Boscoe began his Birthday Weekend by rocketing down the stairs under his own power on Saturday morning and then going into a huffing play bow in the front hallway, trying to tempt Riley. A good start, we thought.


Before the searing heat set in, we all went on a leisurely stroll around the lake, two miles, maybe a little farther. Egrets and herons stood long-legged in the water, which was low and muckety with midsummer milfoil. This was a pretty good walk for a dog of 14 years and 364 days, and he earned himself a day of leisure on Sunday.

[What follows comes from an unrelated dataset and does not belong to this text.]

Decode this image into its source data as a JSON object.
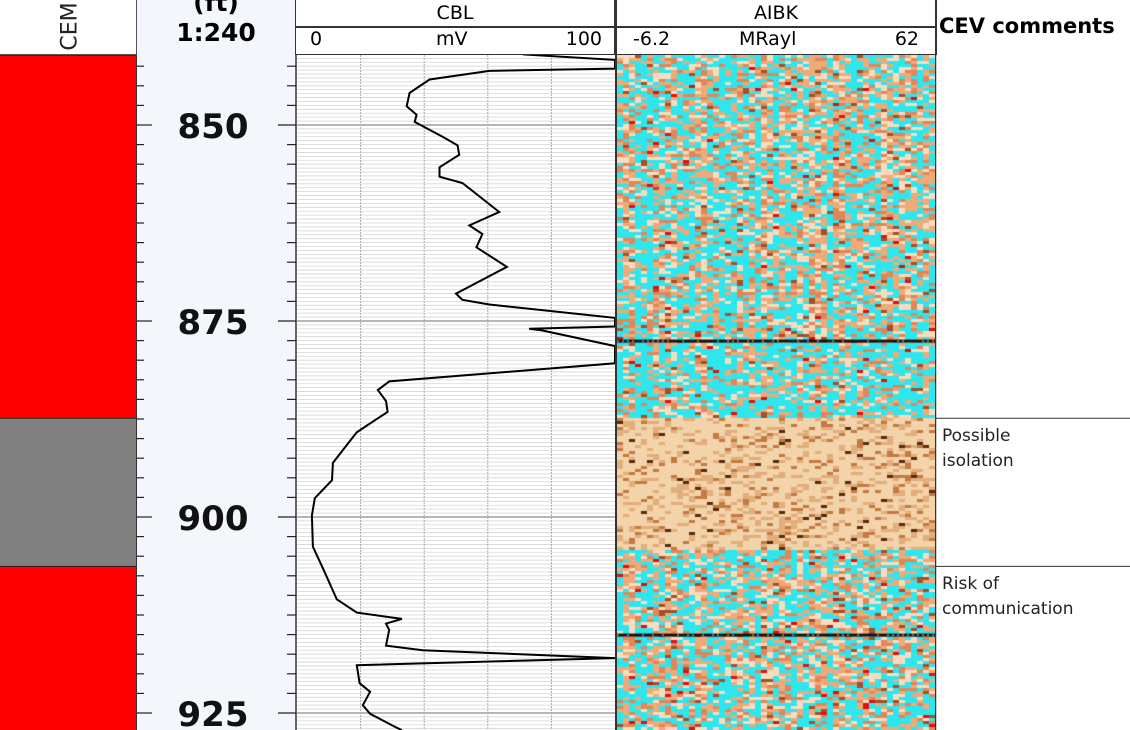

Good thing, too. Sunday, the Fourth--his 15th birthday--was scorching hot and intensely muggy, and none of us moved very far from the open windows and the whirring fans. We kept a rattling box fan trained on Boscoe, who lay on the porch couch and happily watched the parade of people go by--it was the Hmong soccer game weekend, and the neighborhood was busy. When dogs walked by, he barked, and because it was his birthday, we let him. As noisy as you like, Boscoe! Because it's only once a year.

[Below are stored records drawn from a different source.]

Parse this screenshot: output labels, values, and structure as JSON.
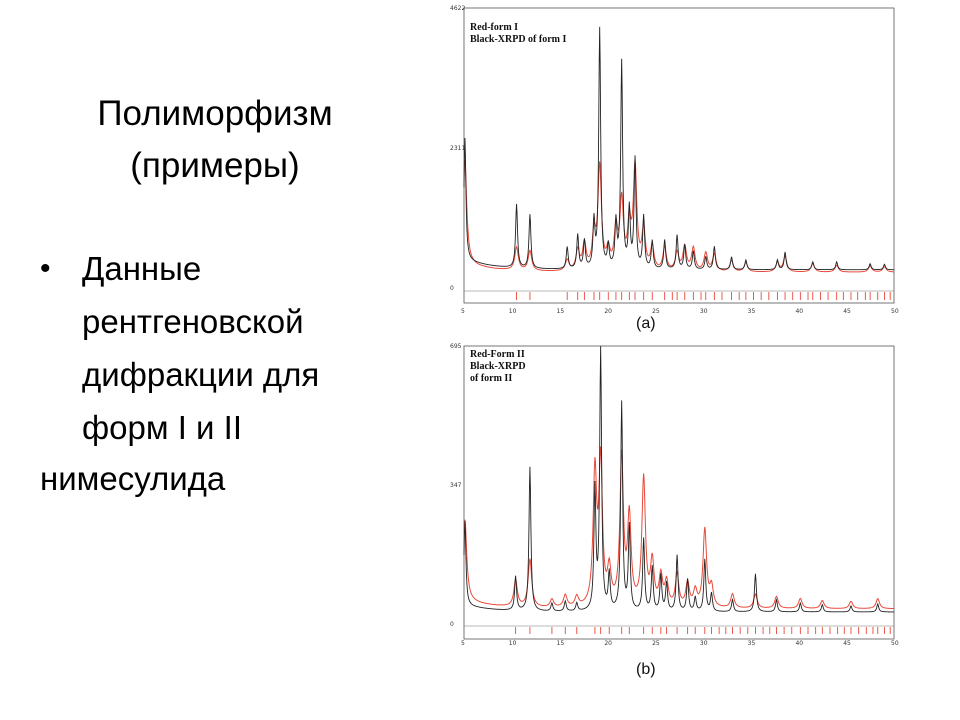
{
  "slide": {
    "title_line1": "Полиморфизм",
    "title_line2": "(примеры)",
    "bullet_symbol": "•",
    "bullet_lines": [
      "Данные",
      "рентгеновской",
      "дифракции для",
      "форм I и II"
    ],
    "tail": "нимесулида"
  },
  "chart_data": [
    {
      "type": "line",
      "caption": "(a)",
      "legend": [
        "Red-form I",
        "Black-XRPD of form I"
      ],
      "xlim": [
        5,
        50
      ],
      "ylim": [
        0,
        4622
      ],
      "y_ticks": [
        0,
        2311,
        4622
      ],
      "x_ticks": [
        5,
        10,
        15,
        20,
        25,
        30,
        35,
        40,
        45,
        50
      ],
      "colors": {
        "calc": "#e8493a",
        "exp": "#222222"
      },
      "series": [
        {
          "name": "Red-form I",
          "color": "#e8493a",
          "baseline": 260,
          "peaks": [
            [
              5.1,
              1700
            ],
            [
              10.5,
              380
            ],
            [
              11.9,
              330
            ],
            [
              15.8,
              180
            ],
            [
              16.9,
              330
            ],
            [
              17.6,
              430
            ],
            [
              18.6,
              560
            ],
            [
              19.2,
              1700
            ],
            [
              20.1,
              300
            ],
            [
              20.9,
              650
            ],
            [
              21.5,
              1120
            ],
            [
              22.3,
              700
            ],
            [
              22.9,
              1680
            ],
            [
              23.8,
              650
            ],
            [
              24.7,
              380
            ],
            [
              26.0,
              380
            ],
            [
              27.3,
              300
            ],
            [
              28.1,
              400
            ],
            [
              29.0,
              380
            ],
            [
              30.3,
              300
            ],
            [
              31.2,
              280
            ],
            [
              33.0,
              180
            ],
            [
              34.5,
              150
            ],
            [
              37.8,
              150
            ],
            [
              38.6,
              250
            ],
            [
              41.5,
              140
            ],
            [
              44.0,
              110
            ],
            [
              47.5,
              100
            ],
            [
              49.0,
              90
            ]
          ],
          "ticks": [
            10.5,
            11.9,
            15.8,
            16.9,
            17.6,
            18.6,
            19.2,
            20.1,
            20.9,
            21.5,
            22.3,
            22.9,
            23.8,
            24.7,
            26.0,
            26.8,
            27.3,
            28.1,
            29.0,
            29.8,
            30.3,
            31.2,
            32.0,
            33.0,
            33.8,
            34.5,
            35.3,
            36.1,
            36.9,
            37.8,
            38.6,
            39.4,
            40.2,
            41.0,
            41.5,
            42.3,
            43.1,
            44.0,
            44.7,
            45.5,
            46.2,
            47.0,
            47.5,
            48.3,
            49.0,
            49.6
          ]
        },
        {
          "name": "Black-XRPD of form I",
          "color": "#222222",
          "baseline": 300,
          "peaks": [
            [
              5.1,
              2000
            ],
            [
              10.5,
              1050
            ],
            [
              11.9,
              890
            ],
            [
              15.8,
              360
            ],
            [
              16.9,
              560
            ],
            [
              17.6,
              460
            ],
            [
              18.6,
              760
            ],
            [
              19.2,
              3950
            ],
            [
              20.1,
              360
            ],
            [
              20.9,
              740
            ],
            [
              21.5,
              3400
            ],
            [
              22.3,
              960
            ],
            [
              22.9,
              1800
            ],
            [
              23.8,
              860
            ],
            [
              24.7,
              460
            ],
            [
              26.0,
              480
            ],
            [
              27.3,
              560
            ],
            [
              28.1,
              400
            ],
            [
              29.0,
              300
            ],
            [
              30.3,
              210
            ],
            [
              31.2,
              380
            ],
            [
              33.0,
              210
            ],
            [
              34.5,
              160
            ],
            [
              37.8,
              160
            ],
            [
              38.6,
              290
            ],
            [
              41.5,
              130
            ],
            [
              44.0,
              130
            ],
            [
              47.5,
              100
            ],
            [
              49.0,
              90
            ]
          ]
        }
      ]
    },
    {
      "type": "line",
      "caption": "(b)",
      "legend": [
        "Red-Form II",
        "Black-XRPD",
        "of form II"
      ],
      "xlim": [
        5,
        50
      ],
      "ylim": [
        0,
        695
      ],
      "y_ticks": [
        0,
        347,
        695
      ],
      "x_ticks": [
        5,
        10,
        15,
        20,
        25,
        30,
        35,
        40,
        45,
        50
      ],
      "colors": {
        "calc": "#e8493a",
        "exp": "#222222"
      },
      "series": [
        {
          "name": "Red-Form II",
          "color": "#e8493a",
          "baseline": 38,
          "peaks": [
            [
              5.1,
              200
            ],
            [
              10.4,
              65
            ],
            [
              11.9,
              120
            ],
            [
              14.2,
              20
            ],
            [
              15.6,
              30
            ],
            [
              16.8,
              25
            ],
            [
              18.7,
              330
            ],
            [
              19.3,
              355
            ],
            [
              20.2,
              85
            ],
            [
              21.5,
              370
            ],
            [
              22.3,
              220
            ],
            [
              23.8,
              320
            ],
            [
              24.7,
              110
            ],
            [
              25.6,
              75
            ],
            [
              26.2,
              60
            ],
            [
              27.3,
              80
            ],
            [
              28.4,
              60
            ],
            [
              29.2,
              40
            ],
            [
              30.2,
              195
            ],
            [
              30.9,
              50
            ],
            [
              33.1,
              35
            ],
            [
              35.5,
              35
            ],
            [
              37.7,
              30
            ],
            [
              40.2,
              25
            ],
            [
              42.5,
              20
            ],
            [
              45.5,
              18
            ],
            [
              48.3,
              25
            ]
          ],
          "ticks": [
            10.4,
            11.9,
            14.2,
            15.6,
            16.8,
            18.7,
            19.3,
            20.2,
            21.5,
            22.3,
            23.8,
            24.7,
            25.6,
            26.2,
            27.3,
            28.4,
            29.2,
            30.2,
            30.9,
            31.7,
            32.4,
            33.1,
            33.9,
            34.7,
            35.5,
            36.3,
            37.0,
            37.7,
            38.5,
            39.3,
            40.2,
            41.0,
            41.8,
            42.5,
            43.3,
            44.1,
            44.8,
            45.5,
            46.3,
            47.1,
            47.8,
            48.3,
            49.0,
            49.6
          ]
        },
        {
          "name": "Black-XRPD of form II",
          "color": "#222222",
          "baseline": 30,
          "peaks": [
            [
              5.1,
              210
            ],
            [
              10.4,
              85
            ],
            [
              11.9,
              360
            ],
            [
              14.2,
              20
            ],
            [
              15.6,
              25
            ],
            [
              16.8,
              20
            ],
            [
              18.7,
              300
            ],
            [
              19.3,
              650
            ],
            [
              20.2,
              90
            ],
            [
              21.5,
              520
            ],
            [
              22.3,
              210
            ],
            [
              23.8,
              180
            ],
            [
              24.7,
              110
            ],
            [
              25.6,
              90
            ],
            [
              26.2,
              70
            ],
            [
              27.3,
              140
            ],
            [
              28.4,
              80
            ],
            [
              29.2,
              35
            ],
            [
              30.2,
              130
            ],
            [
              30.9,
              45
            ],
            [
              33.1,
              30
            ],
            [
              35.5,
              95
            ],
            [
              37.7,
              30
            ],
            [
              40.2,
              22
            ],
            [
              42.5,
              18
            ],
            [
              45.5,
              15
            ],
            [
              48.3,
              20
            ]
          ]
        }
      ]
    }
  ]
}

We had pancakes for breakfast, and he got a shard with butter, but no syrup (sugar and diabetes, you know, are not a good combination), and later in the day Doug's mother came over for a light summer lunch of BLTs, and what can you do but give a birthday boy a little piece of bacon, or two. Or three.


We tried, in the evening, to get him to pose for a photograph, curled up on the front stoop by a tennis ball and a potted geranium--we hoped to recreate a puppy picture we took his first weekend with us. You know, a "then and now" kind of thing. But he would have none of it, giving us a haughty look that clearly said he was too dignified for such shenanigans.

We bribed him with snacks, which he accepted, but he stubbornly refused to pose, and eventually we gave up and let him stalk past us into the house.

He forgave us immediately, and cuddled while we watched a movie, and we rejoiced in his deafness because when the firecrackers went off after dark, Riley disappeared into the basement but Boscoe lay at my side, sweetly oblivious to the din.

And now it is the beginning of his sixteenth year to heaven, and we celebrate by taking him to the vet for an all-day glucose curve test. It was a great weekend, a great birthday, but parties eventually end and the serious business of life must continue.

Meanwhile, I think I can declare victory over the fruit flies. I've seen not a one of them today. But there is no rest for the weary. Next up: a battle against the chipmunks, who are digging tunnels through my shade garden in the front yard. The hole between the tree and my columbines (eaten to nothing by rabbits) is big enough to accommodate my fist, and goes all the way to Middle Earth.